We're using this package as a comparison to Abyss and will be assembling the same genome using the same data. The difference is in the assembly strategy. Abyss assembles using the short reads, uses those short reads to correct the long reads, and then uses the long reads to assemble the short read contigs into scaffolds. This causes the choice of kmer to have a major impact on the quality of the assembly. Flye works differently. It uses the long reads directly in building the assembly, attempting to polish the final assembly using only that data. Optionally, you can polish the final assembly with the accurate illumina reads afterward. Let's see what differences are apparent.
To install the software, you’ll need to do the following.

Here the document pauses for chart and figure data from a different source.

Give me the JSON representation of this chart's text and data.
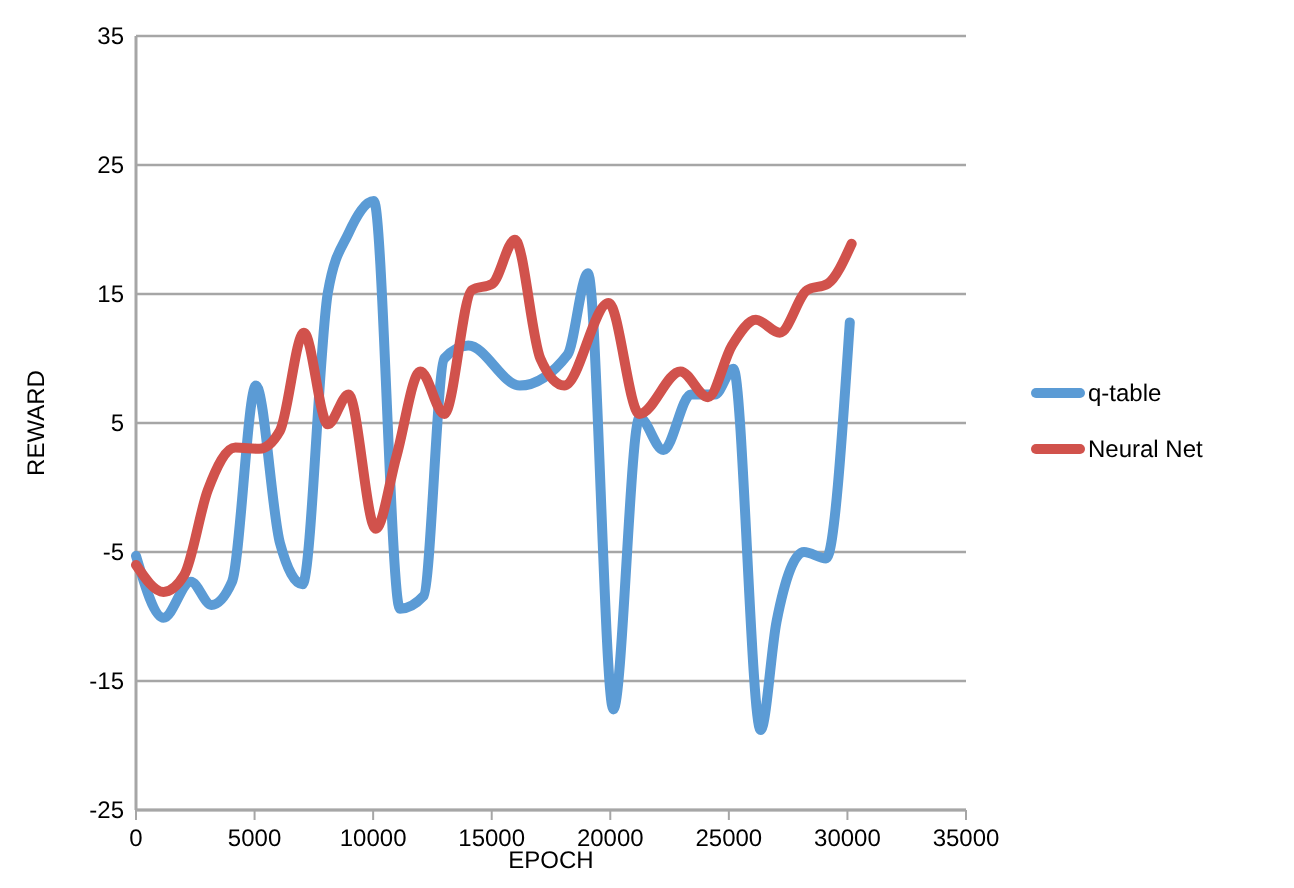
{
  "chart_data": {
    "type": "line",
    "xlabel": "EPOCH",
    "ylabel": "REWARD",
    "xlim": [
      0,
      35000
    ],
    "xticks": [
      0,
      5000,
      10000,
      15000,
      20000,
      25000,
      30000,
      35000
    ],
    "ylim": [
      -25,
      35
    ],
    "yticks": [
      -25,
      -15,
      -5,
      5,
      15,
      25,
      35
    ],
    "grid": "y",
    "legend": "right",
    "marker": "none",
    "line_style": "solid",
    "series": [
      {
        "name": "q-table",
        "color": "#5b9bd5",
        "x": [
          0,
          1160,
          2310,
          3180,
          4050,
          5060,
          6070,
          7020,
          8090,
          8960,
          10030,
          11130,
          12130,
          13000,
          14010,
          16180,
          18200,
          19060,
          20130,
          21230,
          22240,
          23400,
          24410,
          25190,
          26340,
          27010,
          28170,
          29100,
          30100
        ],
        "values": [
          -5.3,
          -10.1,
          -7.3,
          -9.1,
          -7.3,
          7.9,
          -4.3,
          -7.5,
          15.1,
          19.7,
          22.2,
          -9.4,
          -8.4,
          10,
          11,
          7.9,
          10.3,
          16.6,
          -17.2,
          5.4,
          2.9,
          7.2,
          7.2,
          9.2,
          -18.8,
          -10.4,
          -5,
          -5.5,
          12.8
        ]
      },
      {
        "name": "Neural Net",
        "color": "#d1524c",
        "x": [
          0,
          1160,
          2030,
          3030,
          4190,
          5200,
          6070,
          7080,
          8090,
          8960,
          10110,
          10980,
          11990,
          13000,
          14160,
          15030,
          15980,
          17050,
          18060,
          19930,
          21230,
          22960,
          24120,
          25130,
          26140,
          27150,
          28300,
          29170,
          30180
        ],
        "values": [
          -6,
          -8.1,
          -6.8,
          -0.2,
          3.1,
          3,
          4.4,
          12,
          4.9,
          7.2,
          -3.2,
          2.4,
          9,
          5.7,
          15.3,
          15.8,
          19.2,
          10,
          7.9,
          14.3,
          5.7,
          9,
          7,
          11,
          13,
          12,
          15.3,
          15.8,
          18.9
        ]
      }
    ]
  }
}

Log in and get an interactive session so that you’re not working on the head node.
interactive -p nocona
There are multiple ways to install Flye. The easiest is using conda but if that doesn't work, you can use the github repository as follows:
cd ~
git clone https://github.com/fenderglass/Flye
cd Flye
make
At this point, the file you invoke to use Flye should be ~/Flye/bin/flye. To use that file, the easiest thing to do is to get it into your path whenever you want to use it:
export PATH=$PATH:~/Flye/bin
Assignment 12 - Flye assembly
- Write a submission script to run Flye on the same C. elegans long read data we used for the Abyss assembly. It should run using 64 processors on nocona and two polishing iterations. You can read the documentation for Flye to get hints but the basic command will be along these lines:
flye --nano-raw <read files> --genome-size <estimated genome size (for example, 5m or 2.6g)> --out-dir <path/to/output/dir> --threads <int> --iterations <int>
If you want more information on other possible options, check the Flye github usage page https://github.com/fenderglass/Flye/blob/flye/docs/USAGE.md.

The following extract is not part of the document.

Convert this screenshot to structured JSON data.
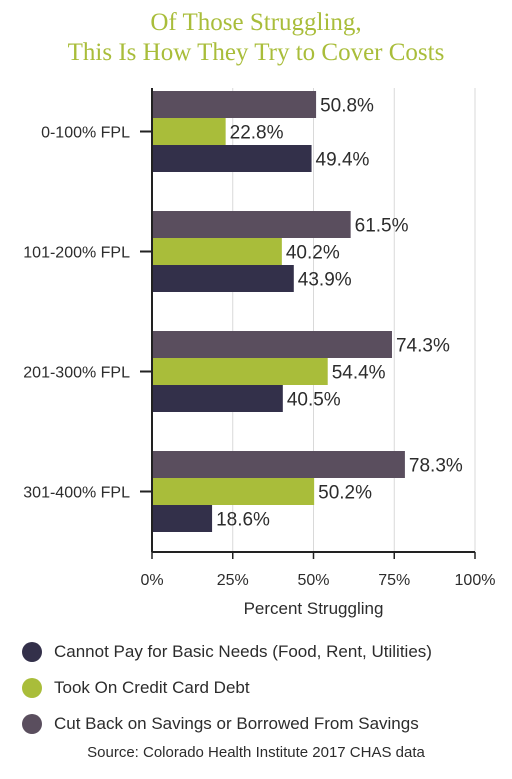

For this exercise, we want to use all of the nanopore data. To accomplish that, I've combined the two sets of nanopore reads into a single file located at /lustre/scratch/daray/gge2023/data/celegans/combined_nanopore_celegans.fasta
.
-
Run the assembly in a 'flye/celegans' folder in your gge2023 directory,
/lustre/scratch/[eraider]/gge2023/flye/celegans
, so that I can find theassembly.fa
file. -
Using the benchmarking information from the flye documentation web page, predict how long it will take the assembly to complete.
-
Using the timestamps on the .err file from your submission and the assembly.fa, determine how long the assembly actually took. Explain any differences you notice.
Now, let's compare this assembly to the best one from abyss.
Copy and then modify the quast submission script that you used when comparing the three abyss assemblies of C. elegans. Modify it so that you are also comparing the Flye assembly to those three.
-
Using the output, identify the major differences between them when the reference assembly is ignored. Which assembly gets the best scores for largest contig and N50? Using this information, explain why long-read assembly is considered the new state of the art.
-
Use Bandage to examine the assembly graph file. Add a screenshot of that image to your submitted assignment.
Combine any scripts you created for this exercise and any answers to questions into a single Word document. Upload that document to Blackboard under the appropriately labeled exercise.